Oil pricing under different lease royalty clauses

A Texas mineral receivership has distributed to me a partial interest in a lease that a decade ago was executed on behalf of several supposedly “missing” mineral owners, including me. When I learned of the receivership, I filed with the court a claim for my accumulated royalties and ongoing interest, and thus I now hold a partial assignment of the lessor’s (receiver’s) interest in the lease. The lease is what the developer proposed to the court when it filed the receivership action, and it was approved by the court without any negotiations, of course. I have several questions about the lease terms and the royalty statements that are now coming directly to me from the current operator (itself a recent assignee of the lease).

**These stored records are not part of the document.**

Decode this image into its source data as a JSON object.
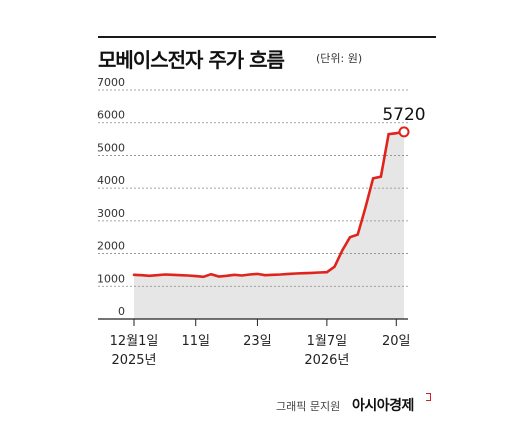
{
  "header": {
    "title": "모베이스전자 주가 흐름",
    "unit": "(단위: 원)"
  },
  "footer": {
    "credit": "그래픽 문지원",
    "brand": "아시아경제"
  },
  "colors": {
    "line": "#e0231c",
    "area": "#e6e6e6",
    "grid": "#8a8a8a",
    "text": "#222222"
  },
  "chart_data": {
    "type": "line",
    "title": "모베이스전자 주가 흐름",
    "unit": "(단위: 원)",
    "ylim": [
      0,
      7000
    ],
    "yticks": [
      "7000",
      "6000",
      "5000",
      "4000",
      "3000",
      "2000",
      "1000",
      "0"
    ],
    "x_tick_labels": [
      {
        "label": "12월1일",
        "sub": "2025년",
        "index": 0
      },
      {
        "label": "11일",
        "sub": "",
        "index": 8
      },
      {
        "label": "23일",
        "sub": "",
        "index": 16
      },
      {
        "label": "1월7일",
        "sub": "2026년",
        "index": 25
      },
      {
        "label": "20일",
        "sub": "",
        "index": 34
      }
    ],
    "grid": true,
    "area_fill": true,
    "series": [
      {
        "values": [
          1350,
          1340,
          1320,
          1340,
          1360,
          1350,
          1340,
          1330,
          1310,
          1290,
          1370,
          1300,
          1320,
          1350,
          1330,
          1360,
          1380,
          1340,
          1350,
          1360,
          1380,
          1390,
          1400,
          1410,
          1420,
          1430,
          1600,
          2100,
          2500,
          2580,
          3400,
          4300,
          4350,
          5650,
          5680,
          5720
        ],
        "last_label": "5720"
      }
    ]
  }
}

The royalty clause in the receivership lease is drafted as a fraction (3/16) of the “net amount received by Lessee for the sale of the oil” at the time it is taken from the storage tanks. However, in other leases for the same tract, independently granted by some of the other undivided mineral owners (distant family relatives), the royalty clause is based on the “highest posted price” in the “general area posted market price” as of the day it is run into the storage tanks. I read somewhere that the first approach is more typical when the expectation is that a well drilled under the lease will turn out to be primarily a gas well (this well is near Eastland TX; it is producing mostly oil). Is that true? Any insights as to why different clauses were used?

Next, my royalty statement calculates the amount due based upon a single oil price for the month. Is this because once a month the gatherer pulls up his truck and empties the storage tanks, and the market price that particular day is the basis for what the operator (and eventually me) gets paid? How is pricing set in this type of situation?

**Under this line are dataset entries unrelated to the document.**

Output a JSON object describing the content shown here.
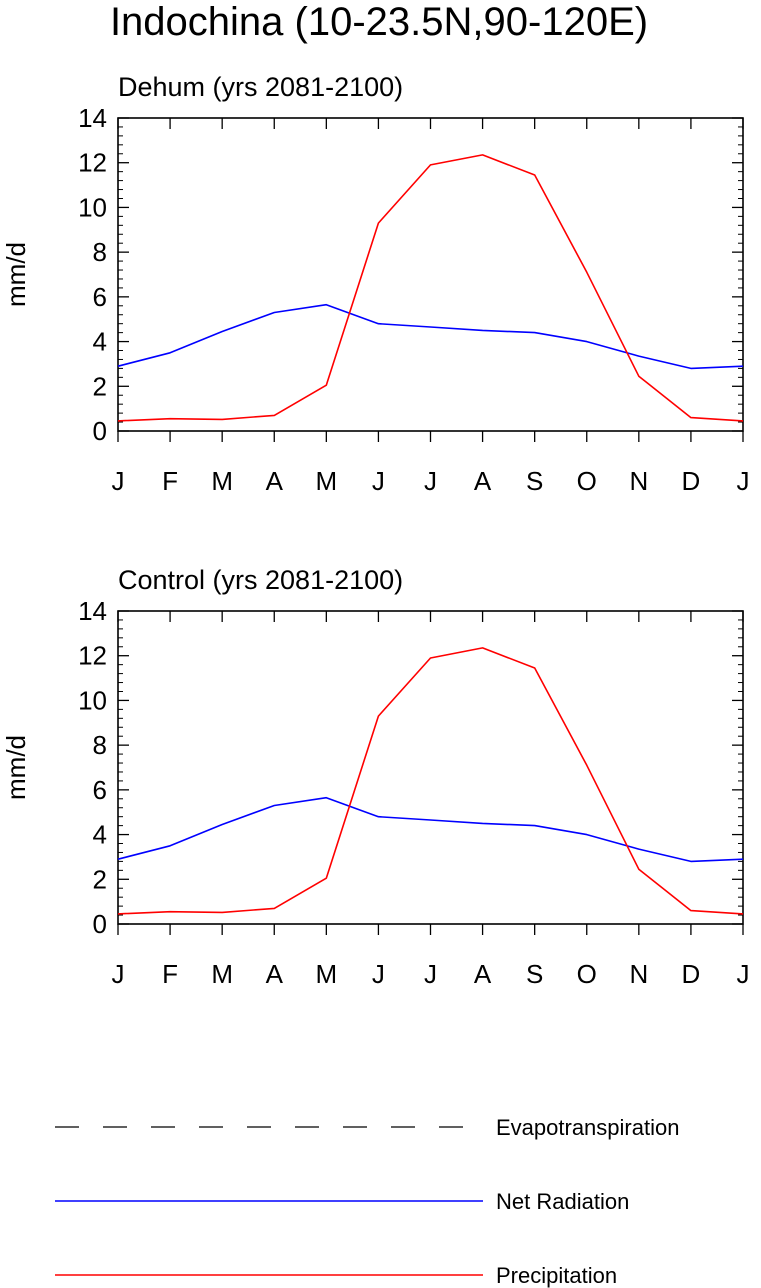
{
  "figure_title": "Indochina (10-23.5N,90-120E)",
  "colors": {
    "evapotranspiration": "#000000",
    "net_radiation": "#0000ff",
    "precipitation": "#ff0000"
  },
  "legend": {
    "placement": "bottom",
    "items": [
      {
        "label": "Evapotranspiration",
        "style": "dashed",
        "color": "#000000"
      },
      {
        "label": "Net Radiation",
        "style": "solid",
        "color": "#0000ff"
      },
      {
        "label": "Precipitation",
        "style": "solid",
        "color": "#ff0000"
      }
    ]
  },
  "chart_data": [
    {
      "type": "line",
      "title": "Dehum (yrs 2081-2100)",
      "xlabel": "",
      "ylabel": "mm/d",
      "categories": [
        "J",
        "F",
        "M",
        "A",
        "M",
        "J",
        "J",
        "A",
        "S",
        "O",
        "N",
        "D",
        "J"
      ],
      "ylim": [
        0,
        14
      ],
      "yticks": [
        0,
        2,
        4,
        6,
        8,
        10,
        12,
        14
      ],
      "grid": false,
      "series": [
        {
          "name": "Net Radiation",
          "color": "#0000ff",
          "values": [
            2.9,
            3.5,
            4.45,
            5.3,
            5.65,
            4.8,
            4.65,
            4.5,
            4.4,
            4.0,
            3.35,
            2.8,
            2.9
          ]
        },
        {
          "name": "Precipitation",
          "color": "#ff0000",
          "values": [
            0.45,
            0.55,
            0.52,
            0.7,
            2.05,
            9.3,
            11.9,
            12.35,
            11.45,
            7.1,
            2.45,
            0.6,
            0.45
          ]
        }
      ]
    },
    {
      "type": "line",
      "title": "Control (yrs 2081-2100)",
      "xlabel": "",
      "ylabel": "mm/d",
      "categories": [
        "J",
        "F",
        "M",
        "A",
        "M",
        "J",
        "J",
        "A",
        "S",
        "O",
        "N",
        "D",
        "J"
      ],
      "ylim": [
        0,
        14
      ],
      "yticks": [
        0,
        2,
        4,
        6,
        8,
        10,
        12,
        14
      ],
      "grid": false,
      "series": [
        {
          "name": "Net Radiation",
          "color": "#0000ff",
          "values": [
            2.9,
            3.5,
            4.45,
            5.3,
            5.65,
            4.8,
            4.65,
            4.5,
            4.4,
            4.0,
            3.35,
            2.8,
            2.9
          ]
        },
        {
          "name": "Precipitation",
          "color": "#ff0000",
          "values": [
            0.45,
            0.55,
            0.52,
            0.7,
            2.05,
            9.3,
            11.9,
            12.35,
            11.45,
            7.1,
            2.45,
            0.6,
            0.45
          ]
        }
      ]
    }
  ]
}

My suspicion is that the royalties for all of us lessors are computed in the same way, regardless of the different wording in the royalty clauses. Seems to me that the second type of clause should entail daily computations reflecting the ever fluctuating oil prices. How does this really work? In general terms, is one type of clause more advantageous to the lessor or lessee?

In practical terms, what opportunity do I have to confirm or audit what the operator claims to be the monthly price? I can check volume data to see if that matches what the operator reports to the RRC, but it seems like I must take on faith what the operator claims as the revenue he “received.”

Finally, am I stuck with this lease as long as the operator keeps it alive? Any chance to obtain a new lease that is negotiated by me instead of being rubber stamped by the court?